The Institute of Education at the University of Cape Coast may have to start looking for examiners to mark the end-of-semester examination of students of the colleges of education.

This follows the decision of the Colleges of Education Teachers Association of Ghana (CETAG) neither to invigilate the exam nor mark the scripts.

The CETAG has officially written to the director of the Institute of Education and copied the Vice-Chancellor of the University of Cape Coast, explaining the decision of members to distance themselves from the examination.

End of semester exam
The Institute of Education is the external examiner of the colleges of education in the country.

All the 38 colleges of education in the country, last Monday, began their end of semester examination which would be ending on Friday, February 7, 2014.

Normally, it is members of the CETAG who invigilate the examination and mark the scripts for the examining body (the Institute of Education) for it to award the class and certificate.
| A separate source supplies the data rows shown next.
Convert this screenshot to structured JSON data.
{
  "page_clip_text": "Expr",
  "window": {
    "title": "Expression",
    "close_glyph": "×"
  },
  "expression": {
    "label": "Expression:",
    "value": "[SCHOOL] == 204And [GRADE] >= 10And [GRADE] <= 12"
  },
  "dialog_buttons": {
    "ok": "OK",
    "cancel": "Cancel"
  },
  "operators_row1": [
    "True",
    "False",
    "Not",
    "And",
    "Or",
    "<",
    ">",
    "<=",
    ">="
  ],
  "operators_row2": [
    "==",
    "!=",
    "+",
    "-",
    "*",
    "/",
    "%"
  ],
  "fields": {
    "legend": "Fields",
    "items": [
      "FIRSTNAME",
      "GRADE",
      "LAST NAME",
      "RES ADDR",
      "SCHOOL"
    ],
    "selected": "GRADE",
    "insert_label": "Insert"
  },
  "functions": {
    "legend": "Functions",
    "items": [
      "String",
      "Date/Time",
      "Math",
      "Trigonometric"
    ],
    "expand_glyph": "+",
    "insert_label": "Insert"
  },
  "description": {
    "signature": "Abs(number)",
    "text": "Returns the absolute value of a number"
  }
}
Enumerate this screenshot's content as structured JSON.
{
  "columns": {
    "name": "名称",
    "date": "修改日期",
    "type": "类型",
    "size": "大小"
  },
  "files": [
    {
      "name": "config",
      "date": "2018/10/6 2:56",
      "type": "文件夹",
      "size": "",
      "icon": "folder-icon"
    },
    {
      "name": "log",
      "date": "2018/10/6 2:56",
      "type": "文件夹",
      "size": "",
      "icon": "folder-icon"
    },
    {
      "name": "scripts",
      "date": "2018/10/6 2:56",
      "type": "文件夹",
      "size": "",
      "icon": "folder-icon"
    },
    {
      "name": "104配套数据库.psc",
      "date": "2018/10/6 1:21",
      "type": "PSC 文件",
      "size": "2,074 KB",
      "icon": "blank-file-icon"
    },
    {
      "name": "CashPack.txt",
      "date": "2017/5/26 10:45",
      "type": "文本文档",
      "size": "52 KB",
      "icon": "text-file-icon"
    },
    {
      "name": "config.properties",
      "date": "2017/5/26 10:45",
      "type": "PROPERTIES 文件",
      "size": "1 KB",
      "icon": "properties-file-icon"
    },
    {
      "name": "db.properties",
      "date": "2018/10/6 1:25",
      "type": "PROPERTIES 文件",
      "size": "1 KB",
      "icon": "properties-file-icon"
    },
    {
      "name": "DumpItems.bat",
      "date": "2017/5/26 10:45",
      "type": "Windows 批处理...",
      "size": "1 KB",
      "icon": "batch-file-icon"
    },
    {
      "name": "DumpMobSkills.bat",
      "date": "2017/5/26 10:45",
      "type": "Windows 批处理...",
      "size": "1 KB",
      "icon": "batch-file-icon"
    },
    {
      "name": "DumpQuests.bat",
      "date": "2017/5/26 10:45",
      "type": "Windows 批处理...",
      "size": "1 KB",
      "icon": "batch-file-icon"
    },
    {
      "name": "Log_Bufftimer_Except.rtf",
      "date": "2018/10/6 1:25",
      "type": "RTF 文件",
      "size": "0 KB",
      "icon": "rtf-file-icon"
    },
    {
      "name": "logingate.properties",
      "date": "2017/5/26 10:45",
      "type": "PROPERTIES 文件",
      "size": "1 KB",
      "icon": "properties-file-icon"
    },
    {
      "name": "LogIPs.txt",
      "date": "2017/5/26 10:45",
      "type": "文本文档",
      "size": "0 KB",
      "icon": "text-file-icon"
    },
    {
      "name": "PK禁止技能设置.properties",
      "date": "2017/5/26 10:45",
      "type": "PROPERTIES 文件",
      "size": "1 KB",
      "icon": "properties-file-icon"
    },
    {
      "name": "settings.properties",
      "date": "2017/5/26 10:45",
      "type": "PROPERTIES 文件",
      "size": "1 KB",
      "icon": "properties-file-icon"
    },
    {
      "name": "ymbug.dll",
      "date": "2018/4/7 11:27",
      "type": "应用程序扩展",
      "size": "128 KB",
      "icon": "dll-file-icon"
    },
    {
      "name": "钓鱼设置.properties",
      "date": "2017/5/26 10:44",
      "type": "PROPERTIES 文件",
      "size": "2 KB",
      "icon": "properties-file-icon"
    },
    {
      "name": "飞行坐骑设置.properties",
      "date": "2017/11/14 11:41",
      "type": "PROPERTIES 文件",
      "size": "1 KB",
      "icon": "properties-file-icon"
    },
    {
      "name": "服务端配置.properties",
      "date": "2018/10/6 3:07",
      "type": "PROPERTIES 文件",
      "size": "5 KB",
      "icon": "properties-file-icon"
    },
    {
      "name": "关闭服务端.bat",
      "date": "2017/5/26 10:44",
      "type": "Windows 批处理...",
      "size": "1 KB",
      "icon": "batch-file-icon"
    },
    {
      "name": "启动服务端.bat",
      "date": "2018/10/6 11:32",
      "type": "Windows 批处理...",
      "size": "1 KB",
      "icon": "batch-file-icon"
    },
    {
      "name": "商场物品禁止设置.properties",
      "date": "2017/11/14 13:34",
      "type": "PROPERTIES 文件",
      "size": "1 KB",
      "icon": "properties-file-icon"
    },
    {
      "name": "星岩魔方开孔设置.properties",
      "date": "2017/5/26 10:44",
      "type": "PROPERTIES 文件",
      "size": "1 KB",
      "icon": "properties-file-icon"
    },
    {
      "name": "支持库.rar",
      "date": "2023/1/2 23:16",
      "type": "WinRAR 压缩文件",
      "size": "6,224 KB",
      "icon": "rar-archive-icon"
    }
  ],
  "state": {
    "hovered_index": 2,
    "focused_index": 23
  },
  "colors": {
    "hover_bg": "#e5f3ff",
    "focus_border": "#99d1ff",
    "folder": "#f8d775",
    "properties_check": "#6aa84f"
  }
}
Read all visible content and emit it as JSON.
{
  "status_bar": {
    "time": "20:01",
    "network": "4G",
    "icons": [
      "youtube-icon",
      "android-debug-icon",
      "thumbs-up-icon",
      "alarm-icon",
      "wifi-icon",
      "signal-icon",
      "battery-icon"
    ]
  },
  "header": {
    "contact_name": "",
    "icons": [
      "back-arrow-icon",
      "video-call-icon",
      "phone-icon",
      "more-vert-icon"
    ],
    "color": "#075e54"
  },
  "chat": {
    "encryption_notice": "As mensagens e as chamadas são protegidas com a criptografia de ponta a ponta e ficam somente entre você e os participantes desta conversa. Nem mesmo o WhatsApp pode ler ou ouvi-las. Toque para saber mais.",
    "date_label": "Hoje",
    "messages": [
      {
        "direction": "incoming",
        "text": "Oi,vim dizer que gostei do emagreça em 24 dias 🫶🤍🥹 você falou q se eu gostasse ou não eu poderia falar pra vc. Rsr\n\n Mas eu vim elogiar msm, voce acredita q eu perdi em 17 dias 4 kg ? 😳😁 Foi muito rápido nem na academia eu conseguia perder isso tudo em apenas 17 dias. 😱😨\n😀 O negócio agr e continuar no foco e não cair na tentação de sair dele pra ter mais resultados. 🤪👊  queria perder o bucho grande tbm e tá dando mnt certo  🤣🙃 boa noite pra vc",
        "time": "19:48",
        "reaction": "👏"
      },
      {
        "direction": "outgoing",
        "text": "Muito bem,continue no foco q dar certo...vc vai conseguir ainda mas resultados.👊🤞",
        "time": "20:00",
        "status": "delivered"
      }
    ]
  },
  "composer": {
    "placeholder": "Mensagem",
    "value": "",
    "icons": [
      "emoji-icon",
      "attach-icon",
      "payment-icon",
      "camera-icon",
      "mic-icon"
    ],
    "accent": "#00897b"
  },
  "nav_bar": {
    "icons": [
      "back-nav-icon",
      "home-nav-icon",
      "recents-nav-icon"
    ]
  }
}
In an interview, the National President of the CETAG, Mr Joseph Nkyi Asamoah, confirmed the decision of members to distance themselves from the examination “because we think the examination has been compromised.”

CETAG’s strike
Giving a background to the standoff, Mr Asamoah said the CETAG, on January 20, 2014, declared a sit-down strike to protest poor conditions of service.

He said, however, that on January 20, 2014, the National Labour Commission (NLC) directed the members of the CETAG to call off the strike.

“We reminded the commission that we did not have the mandate to call off the strike that day because we had to call a council meeting, which was made up of representatives of all the 38 colleges of education in the country.

“We did call the meeting, and on Tuesday, February 28, 2014, we met. After deliberations, we called off the strike immediately,” he told the Daily Graphic.

Mr Asamoah said  while they were making efforts to end the strike, the principals of all the colleges of education decided that the end of semester examination should go on as scheduled with or without members of the CETAG.

“The principals, working with the Institution of Education, decided to look for invigilators within and outside the colleges to invigilate the examination.

“While at some places, teachers in junior high and senior high schools have been engaged to invigilate, others have resorted to the use of kitchen staff, security officers and labourers of the schools in supervision of the ongoing examination,” Mr Asamoah alleged.

He described the action of the principals as a betrayal, adding that since they (CETAG members) were not involved in the invigilation, they had decided that they would not also mark the scripts.